Accessing and Modifying Arrays¶
Sometimes, you may need to change the values stored in an array or retrieve specific elements. To access or modify an array element in programming, you do it by using the array name followed by the index of the item you want to access or modify
An index is a number that represents the position of an element in
the array. The first element in an array has an index of 0, the
second element has an index of 1, and so on. For example, in an array
sensorReadings[5], the first element is at index 0, and the last
element is at index 4.
So for example, in the array sensorReadings[5]:
int firstReading = sensorReadings[0]; // Accesses the first element (100)

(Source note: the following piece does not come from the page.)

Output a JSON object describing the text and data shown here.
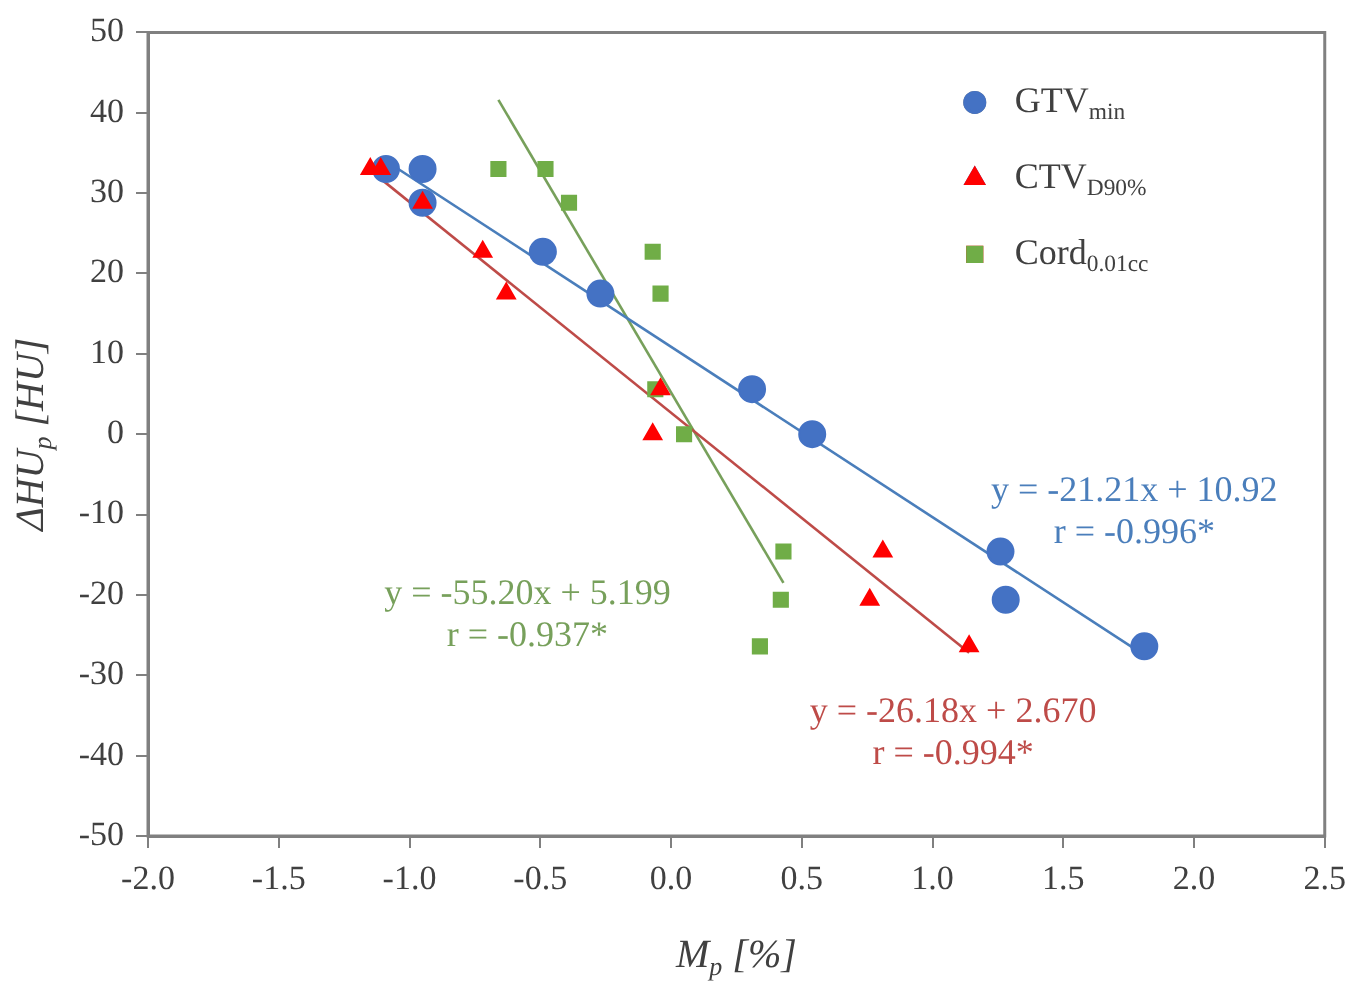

sensorReadings[2] = 400; // Changes the third element to 400
Note
You can define a const array, too. This is useful when you want
to store a set of values that should not change during the program’s
execution.
const int LED_PINS[] = {2, 3, 4, 5}; // Array of LED pins that cannot change
Key Rules and Limitations¶
Arrays must consist of variables of the same type. You cannot mix types in a single array. For example, this is not allowed:
int invalidArray[2] = {100, "text"}; // Error: type mismatch
Attempting to access an element outside the array’s defined size will throw an error! For example:
int numbers[3] = {1, 2, 3}; int invalidAccess = numbers[5]; // Not good! This array only has 3 elements.
Note
Advanced: Parallel Arrays [OPTIONAL]: If you need to associate data of different types (e.g., sensor IDs and readings), consider using parallel arrays. Parallel arrays are separate arrays that share a relationship through their indices:
int sensorIDs[] = {1, 2, 3};
float sensorReadings[] = {100.63, 200.21, 300.86};
// Access the ID and corresponding reading:
int id = sensorIDs[1]; // Sensor ID: 2
float reading = sensorReadings[1]; // Sensor Reading: 200.21
While effective, this approach requires careful indexing to ensure
consistency. Alternatives like structures (struct) can provide a
more robust solution for complex data relationships, but they are out
of the scope of this course.
Arrays are a critical part of programming in Arduino, enabling efficient and organized management of related data.